You don’t have to do a complete website overhaul to dramatically increase your leads. Just as minor changes at a brick-and-mortar location—like displaying sale items at the front of a store or advertising a loyalty program—can bring in more customers, so can some minor tweaks to your website.
First, take a look at the current state of your website and ask yourself the following questions:
- Is it obvious what I’m selling?
- Is it obvious why people would need/want to buy what I’m selling?
- Will site visitors find the answers that they’re looking for?
- If I sell products online, do I make it easy for customers to find my Add to Cart and Checkout buttons?
- Does making a purchase or performing any kind of action require a minimal number of clicks?
- Are site visitors easily able to figure out how to contact my business?
If you answered no to any of those questions, then you’re making things harder than they need to be for the people who visit your site. And if these potential customers can’t quickly find what they’re looking for or complete the action they want to complete, they’ll turn to a competitor whose website is easier to use.
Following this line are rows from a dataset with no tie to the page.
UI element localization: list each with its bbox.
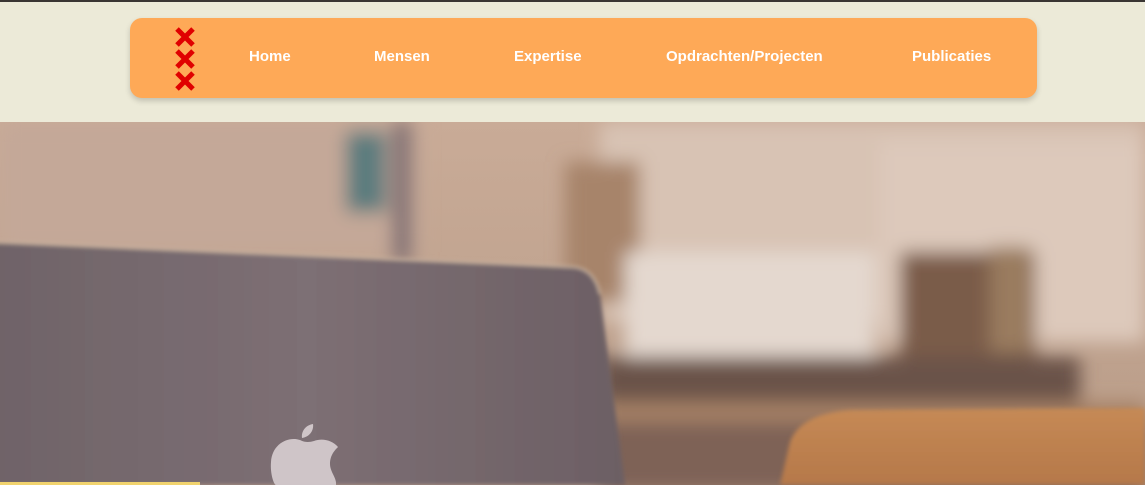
amsterdam-xxx-icon[interactable] — [174, 26, 196, 92]
nav-item-home[interactable]: Home — [249, 48, 291, 66]
nav-item-mensen[interactable]: Mensen — [374, 48, 430, 66]
nav-item-publicaties[interactable]: Publicaties — [912, 48, 991, 66]
nav-item-expertise[interactable]: Expertise — [514, 48, 582, 66]
main-navigation: Home Mensen Expertise Opdrachten/Project… — [130, 18, 1037, 98]
hero-image — [0, 122, 1145, 485]
laptop-photo — [0, 122, 1145, 485]
nav-item-opdrachten-projecten[interactable]: Opdrachten/Projecten — [666, 48, 823, 66]
header: Home Mensen Expertise Opdrachten/Project… — [0, 2, 1145, 122]
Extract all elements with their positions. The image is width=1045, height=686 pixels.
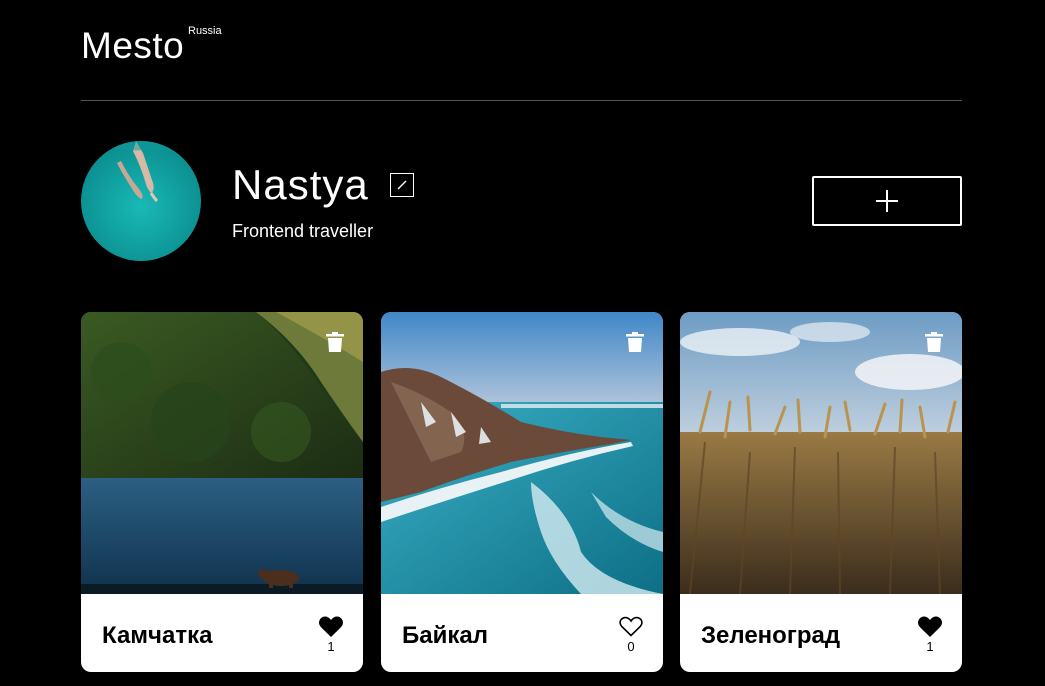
cards-grid: Камчатка 1 Байкал 0 Зеленоград 1 (81, 312, 962, 672)
trash-icon[interactable] (326, 332, 344, 352)
trash-icon[interactable] (925, 332, 943, 352)
avatar[interactable] (81, 141, 201, 261)
like-count: 1 (327, 639, 335, 654)
card-caption: Зеленоград 1 (680, 594, 962, 672)
heart-outline-icon[interactable] (619, 616, 643, 637)
page-header: Mesto Russia (81, 0, 962, 101)
edit-profile-button[interactable] (390, 173, 414, 197)
heart-filled-icon[interactable] (918, 616, 942, 637)
profile-name: Nastya (232, 161, 369, 208)
card-caption: Байкал 0 (381, 594, 663, 672)
card-title: Зеленоград (701, 622, 841, 649)
profile-about: Frontend traveller (232, 221, 374, 241)
card: Зеленоград 1 (680, 312, 962, 672)
like-group: 1 (318, 616, 344, 654)
card-caption: Камчатка 1 (81, 594, 363, 672)
trash-icon[interactable] (626, 332, 644, 352)
like-group: 1 (917, 616, 943, 654)
pencil-icon (397, 180, 407, 190)
like-count: 0 (627, 639, 635, 654)
like-group: 0 (618, 616, 644, 654)
card-image[interactable] (680, 312, 962, 594)
card-title: Байкал (402, 622, 488, 649)
add-card-button[interactable] (812, 176, 962, 226)
like-count: 1 (926, 639, 934, 654)
logo-superscript: Russia (188, 25, 222, 37)
card: Байкал 0 (381, 312, 663, 672)
profile: Nastya Frontend traveller (81, 141, 962, 261)
card: Камчатка 1 (81, 312, 363, 672)
card-image[interactable] (81, 312, 363, 594)
logo[interactable]: Mesto (81, 26, 184, 66)
card-image[interactable] (381, 312, 663, 594)
avatar-image (81, 141, 201, 261)
plus-icon (876, 190, 898, 212)
card-title: Камчатка (102, 622, 213, 649)
heart-filled-icon[interactable] (319, 616, 343, 637)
If your convoluted website is currently driving your leads straight to the competition, try these easy fixes.
Click-to-call is a feature that has become popular for businesses as more and more people are conducting searches on their smartphones. If you’re not familiar with click-to-call, you’ve probably at least seen the icon before; when you search for something like a business, hotel, or restaurant on your phone, Google will show you a list of results with icons indicating that you can visit the business’ website, get directions to their physical location, or call them directly.
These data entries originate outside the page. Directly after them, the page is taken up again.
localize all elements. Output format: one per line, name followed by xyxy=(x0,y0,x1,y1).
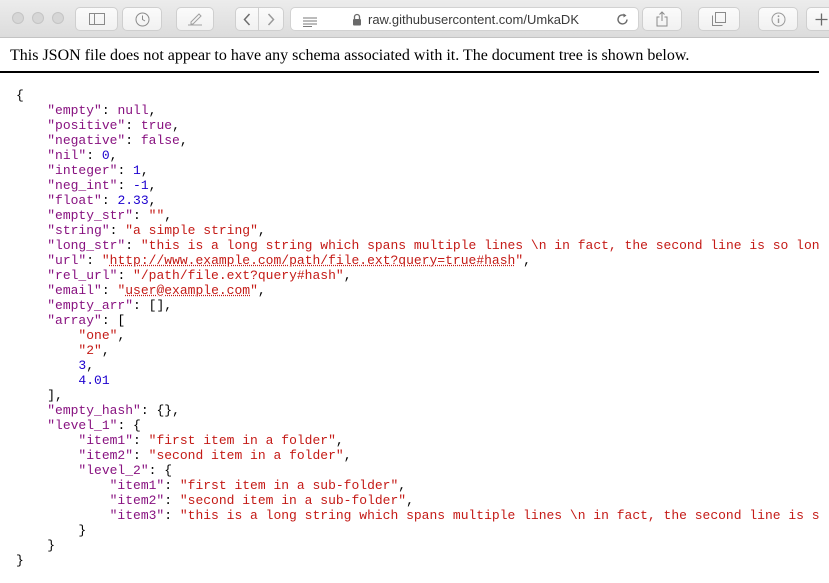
json-value: "" xyxy=(148,208,165,223)
json-value: 0 xyxy=(101,148,110,163)
share-button[interactable] xyxy=(642,7,682,31)
schema-notice: This JSON file does not appear to have a… xyxy=(10,47,690,64)
reload-icon[interactable] xyxy=(616,13,629,31)
json-key: "item2" xyxy=(109,493,165,508)
json-value: "this is a long string which spans multi… xyxy=(179,508,820,523)
json-key: "neg_int" xyxy=(47,178,118,193)
array-item: "one" xyxy=(78,328,118,343)
json-key: "empty_hash" xyxy=(47,403,141,418)
share-icon xyxy=(656,11,668,27)
json-value: {} xyxy=(156,403,173,418)
address-text[interactable]: raw.githubusercontent.com/UmkaDK xyxy=(368,12,579,27)
back-button[interactable] xyxy=(235,7,259,31)
edit-button[interactable] xyxy=(176,7,214,31)
sidebar-icon xyxy=(88,13,105,25)
json-key: "positive" xyxy=(47,118,126,133)
json-value: false xyxy=(140,133,180,148)
array-item: "2" xyxy=(78,343,102,358)
json-key: "level_2" xyxy=(78,463,149,478)
json-key: "empty_str" xyxy=(47,208,134,223)
json-key: "empty" xyxy=(47,103,102,118)
tabs-overview-button[interactable] xyxy=(698,7,740,31)
minimize-window-button[interactable] xyxy=(32,12,44,24)
json-value: "second item in a sub-folder" xyxy=(179,493,407,508)
json-value: "a simple string" xyxy=(125,223,258,238)
email-link[interactable]: user@example.com xyxy=(125,283,250,298)
edit-icon xyxy=(187,12,203,26)
array-item: 3 xyxy=(78,358,87,373)
json-value: "/path/file.ext?query#hash" xyxy=(133,268,344,283)
json-key: "float" xyxy=(47,193,102,208)
back-icon xyxy=(243,12,251,26)
json-key: "array" xyxy=(47,313,102,328)
tabs-icon xyxy=(712,12,726,26)
forward-button[interactable] xyxy=(259,7,284,31)
url-link[interactable]: http://www.example.com/path/file.ext?que… xyxy=(110,253,516,268)
json-value: [] xyxy=(148,298,165,313)
forward-icon xyxy=(267,12,275,26)
json-value: 2.33 xyxy=(117,193,149,208)
sidebar-button[interactable] xyxy=(75,7,118,31)
lock-icon xyxy=(352,13,362,31)
json-key: "item3" xyxy=(109,508,165,523)
zoom-window-button[interactable] xyxy=(52,12,64,24)
json-value: true xyxy=(140,118,173,133)
json-value: "this is a long string which spans multi… xyxy=(140,238,820,253)
info-icon xyxy=(771,12,786,27)
reader-icon[interactable] xyxy=(303,14,317,32)
json-document-tree: { "empty": null, "positive": true, "nega… xyxy=(16,88,820,568)
root-open: { xyxy=(16,88,24,103)
new-tab-button[interactable] xyxy=(806,7,829,31)
json-key: "email" xyxy=(47,283,102,298)
json-value: "second item in a folder" xyxy=(148,448,344,463)
json-key: "string" xyxy=(47,223,110,238)
json-value: -1 xyxy=(133,178,149,193)
json-key: "url" xyxy=(47,253,87,268)
json-key: "empty_arr" xyxy=(47,298,134,313)
json-key: "long_str" xyxy=(47,238,126,253)
json-value: null xyxy=(117,103,149,118)
close-window-button[interactable] xyxy=(12,12,24,24)
json-key: "nil" xyxy=(47,148,87,163)
json-value: "first item in a sub-folder" xyxy=(179,478,399,493)
json-key: "negative" xyxy=(47,133,126,148)
json-key: "item1" xyxy=(109,478,165,493)
array-item: 4.01 xyxy=(78,373,110,388)
history-icon xyxy=(135,12,150,27)
json-key: "item2" xyxy=(78,448,134,463)
json-key: "item1" xyxy=(78,433,134,448)
address-bar[interactable]: raw.githubusercontent.com/UmkaDK xyxy=(290,7,639,31)
history-button[interactable] xyxy=(122,7,162,31)
header-divider xyxy=(0,71,819,73)
json-key: "rel_url" xyxy=(47,268,118,283)
plus-icon xyxy=(815,13,828,26)
browser-toolbar: raw.githubusercontent.com/UmkaDK xyxy=(0,0,829,38)
json-key: "level_1" xyxy=(47,418,118,433)
info-button[interactable] xyxy=(758,7,798,31)
json-value: 1 xyxy=(133,163,141,178)
json-value: "first item in a folder" xyxy=(148,433,336,448)
json-key: "integer" xyxy=(47,163,118,178)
The advantage of having a click-to-call button is clear: consumers don’t have to search your website for your phone number, write it down, then enter it into their phone. Instead, they can reach you by clicking just one button. Click-to-call is so popular that 70% of mobile searchers say they have used it before. 59% of those people said they were motivated by ease and speed, 57% wanted to talk to a real person, and 54% were looking for information that wasn’t on the website.
If you already use Google AdWords, you can easily add a phone number to encourage leads to call you directly.
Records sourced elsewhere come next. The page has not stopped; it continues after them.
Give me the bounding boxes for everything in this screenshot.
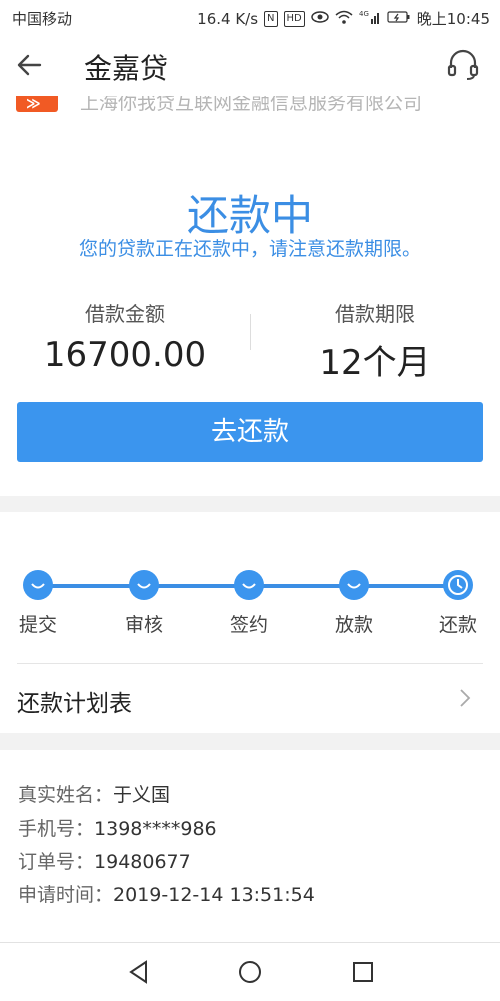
loan-amount-value: 16700.00 <box>43 335 207 375</box>
loan-amount: 借款金额 16700.00 <box>0 298 250 375</box>
apply-time-row: 申请时间：2019-12-14 13:51:54 <box>18 880 315 907</box>
chevron-right-icon <box>458 688 472 708</box>
company-strip: ≫ 上海你我贷互联网金融信息服务有限公司 <box>0 96 500 118</box>
status-icons: 16.4 K/s N HD 4G 晚上10:45 <box>197 8 490 29</box>
status-bar: 中国移动 16.4 K/s N HD 4G 晚上10:45 <box>0 0 500 34</box>
loan-status-subtitle: 您的贷款正在还款中，请注意还款期限。 <box>78 238 421 260</box>
apply-time-label: 申请时间： <box>18 884 114 906</box>
carrier-label: 中国移动 <box>12 10 73 28</box>
hd-icon: HD <box>283 10 305 27</box>
loan-term-label: 借款期限 <box>335 302 415 326</box>
repayment-plan-row[interactable]: 还款计划表 <box>0 664 500 732</box>
page-title: 金嘉贷 <box>84 52 169 85</box>
order-number-value: 19480677 <box>94 851 191 873</box>
loan-term-value: 12个月 <box>319 343 431 383</box>
back-arrow-icon[interactable] <box>14 49 46 81</box>
wifi-icon <box>335 10 353 27</box>
step-submit-smile-icon <box>23 570 53 600</box>
applicant-phone-value: 1398****986 <box>94 818 217 840</box>
loan-amount-label: 借款金额 <box>85 302 165 326</box>
nav-recents-icon[interactable] <box>350 959 376 985</box>
step-label-sign: 签约 <box>229 614 268 636</box>
applicant-name-value: 于义国 <box>113 784 171 806</box>
eye-icon <box>311 11 329 26</box>
loan-term: 借款期限 12个月 <box>250 298 500 384</box>
repay-button[interactable]: 去还款 <box>17 402 483 462</box>
app-bar: 金嘉贷 <box>0 34 500 96</box>
step-review-smile-icon <box>129 570 159 600</box>
applicant-name-row: 真实姓名：于义国 <box>18 780 170 807</box>
svg-text:4G: 4G <box>359 10 369 18</box>
company-name: 上海你我贷互联网金融信息服务有限公司 <box>80 96 423 114</box>
applicant-phone-row: 手机号：1398****986 <box>18 814 217 841</box>
step-disburse-smile-icon <box>339 570 369 600</box>
order-number-label: 订单号： <box>18 851 95 873</box>
nav-home-icon[interactable] <box>237 959 263 985</box>
step-label-submit: 提交 <box>18 614 57 636</box>
applicant-phone-label: 手机号： <box>18 818 95 840</box>
progress-card: 提交 审核 签约 放款 还款 还款计划表 <box>0 512 500 733</box>
clock-label: 晚上10:45 <box>416 10 490 28</box>
step-label-repay: 还款 <box>438 614 477 636</box>
applicant-name-label: 真实姓名： <box>18 784 114 806</box>
system-nav-bar <box>0 942 500 1001</box>
network-speed: 16.4 K/s <box>197 9 259 28</box>
applicant-info-card: 真实姓名：于义国 手机号：1398****986 订单号：19480677 申请… <box>0 750 500 942</box>
loan-status-card: 还款中 您的贷款正在还款中，请注意还款期限。 借款金额 16700.00 借款期… <box>0 118 500 496</box>
step-label-disburse: 放款 <box>334 614 373 636</box>
signal-icon: 4G <box>359 10 381 27</box>
customer-service-icon[interactable] <box>446 48 480 82</box>
nav-back-icon[interactable] <box>126 959 152 985</box>
battery-icon <box>387 11 411 26</box>
step-label-review: 审核 <box>124 614 163 636</box>
apply-time-value: 2019-12-14 13:51:54 <box>113 884 315 906</box>
repayment-plan-label: 还款计划表 <box>17 691 132 717</box>
nfc-icon: N <box>264 10 278 27</box>
step-repay-clock-icon <box>443 570 473 600</box>
order-number-row: 订单号：19480677 <box>18 847 191 874</box>
step-sign-smile-icon <box>234 570 264 600</box>
company-logo: ≫ <box>16 96 58 112</box>
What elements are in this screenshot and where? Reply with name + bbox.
Create call to action buttons
If you sell products or services online, you hopefully already have some call to action buttons on your website (if not, you’re probably not having too many customers purchasing things directly from your website). However, if business on your website seems slow, you might not have made your call to action buttons as visible as they should be.
If web users have to scroll all the way to the bottom of your home page just to find a tiny button saying, “Buy Now,” they’re probably not going to do much buying. People who browse your website on their smartphone might be deterred especially quickly, as they’re working with a smaller screen.
To see more people taking action on your sites, create buttons that stand out from the rest of the page so that your viewer’s eyes will quickly be drawn to them. Consider placing your CTA buttons towards the top of the page, using bold colors, or creating a minimalist design that’s centered on your CTAs. Popular websites like Facebook and Groupon provide good examples of CTA buttons that draw viewers’ attention.
Add a call to action on every page
Some business owners may wonder why they need to include a call to action on every page—can’t you just prominently display a CTA on your home page and be done with it?
Actually, no. To understand why, put yourself in the position of someone visiting your website. When they first land on your site, they may want to learn more about your company and your products before actually making a purchase. To do this, they’ll click around to different areas of your site. If they like what they see and do decide to make a purchase, they shouldn’t have to go through the process of clicking multiple times to find their way back to the original call to action. Remember, you want to make it as easy as possible for your site visitors to take action, and the fewer clicks they have to make, the better.
You can alter the wording and include some secondary CTAs on different pages (for example, your contact page should probably have a “Contact Us” button) but your goal should be to remind site visitors what they should be doing on every page.
Add a contact form
If the contact page of your website simply lists your phone number, email, and physical address, then this is another area of your site that you can clean up and make more accessible to site visitors. Displaying your contact information is obviously important, but you can also add a contact form directly to the page in order to make it easier for people to reach you.
Contact forms vary from business to business, but they’ll typically include a few text boxes for information like a customer’s name, email address, and reason for contacting you. The advantage of having a contact form is that it allows site visitors to contact you while staying on the same page, rather than opening another tab with their email. Again, it’s another way for you to cut down on the steps that your site visitors have to go through.
Contact forms are incredibly easy to add, and there are plenty of free form generators available online. If you have some web design experience or know someone who does, it’s also relatively easy to create your own customized contact form.